Tres meses era el período reglamentario, pero frecuentemente el tiempo de misión se prolongaba. Muchos murieron en alguna emboscada o un combate. Francisco Vega, de 58 años, fue reservista, y prestó sus servicios en tres misiones, que sumaron año y medio. Recuerda a muchos compañeros que murieron, pero dice que era un sacrificio necesario en tiempo de guerra.

“Estuve movilizado en El Rama, en el Puerto Arlen Siu, donde desembarcaba el armamento que llegaba de Rusia. Nosotros debíamos resguardar la zona, era nuestra misión como reservistas”, cuenta Vega. Tenía conocimientos militares básicos, había pertenecido a las milicias populares en el 79 y fue parte de los insurrectos de Managua. Pero como trabajador del antiguo Ministerio de la Construcción fue convocado al servicio de reserva e internado por tres meses en un campo de entrenamiento en Las Banderas.

Todos debían pasar por el entrenamiento.

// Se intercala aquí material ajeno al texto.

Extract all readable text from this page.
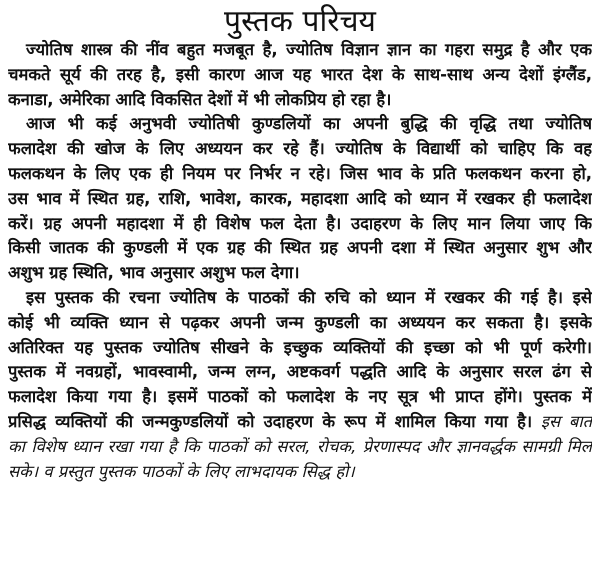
पुस्तक परिचय
ज्योतिष शास्त्र की नींव बहुत मजबूत है, ज्योतिष विज्ञान ज्ञान का गहरा समुद्र है और एक
चमकते सूर्य की तरह है, इसी कारण आज यह भारत देश के साथ-साथ अन्य देशों इंग्लैंड,
कनाडा, अमेरिका आदि विकसित देशों में भी लोकप्रिय हो रहा है।
आज भी कई अनुभवी ज्योतिषी कुण्डलियों का अपनी बुद्धि की वृद्धि तथा ज्योतिष
फलादेश की खोज के लिए अध्ययन कर रहे हैं। ज्योतिष के विद्यार्थी को चाहिए कि वह
फलकथन के लिए एक ही नियम पर निर्भर न रहे। जिस भाव के प्रति फलकथन करना हो,
उस भाव में स्थित ग्रह, राशि, भावेश, कारक, महादशा आदि को ध्यान में रखकर ही फलादेश
करें। ग्रह अपनी महादशा में ही विशेष फल देता है। उदाहरण के लिए मान लिया जाए कि
किसी जातक की कुण्डली में एक ग्रह की स्थित ग्रह अपनी दशा में स्थित अनुसार शुभ और
अशुभ ग्रह स्थिति, भाव अनुसार अशुभ फल देगा।
इस पुस्तक की रचना ज्योतिष के पाठकों की रुचि को ध्यान में रखकर की गई है। इसे
कोई भी व्यक्ति ध्यान से पढ़कर अपनी जन्म कुण्डली का अध्ययन कर सकता है। इसके
अतिरिक्त यह पुस्तक ज्योतिष सीखने के इच्छुक व्यक्तियों की इच्छा को भी पूर्ण करेगी।
पुस्तक में नवग्रहों, भावस्वामी, जन्म लग्न, अष्टकवर्ग पद्धति आदि के अनुसार सरल ढंग से
फलादेश किया गया है। इसमें पाठकों को फलादेश के नए सूत्र भी प्राप्त होंगे। पुस्तक में
प्रसिद्ध व्यक्तियों की जन्मकुण्डलियों को उदाहरण के रूप में शामिल किया गया है। इस बात
का विशेष ध्यान रखा गया है कि पाठकों को सरल, रोचक, प्रेरणास्पद और ज्ञानवर्द्धक सामग्री मिल
सके। व प्रस्तुत पुस्तक पाठकों के लिए लाभदायक सिद्ध हो।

Dependiendo de la profesión y conocimiento también se les asignaba en proyectos específicos. Si había un ingeniero civil como reservista se enviaba con un equipo a abrir caminos de penetración, a reparar algún puente o construir uno de emergencia, lo más común eran la vigilancia en cafetales.

“Pero cuando la guerra recrudeció hubo que integrarlos en batallones de combate”, expone Sánchez Ramírez. “No hay cifras exactas en el ejército, pero fueron alrededor de 25,000 reservistas movilizados según libros de historia militar. Lamentablemente murieron muchos profesionales calificados, pero la guerra te plantea grandes necesidades y tenés que hacer frente a eso”, dice Roberto Sánchez Ramírez.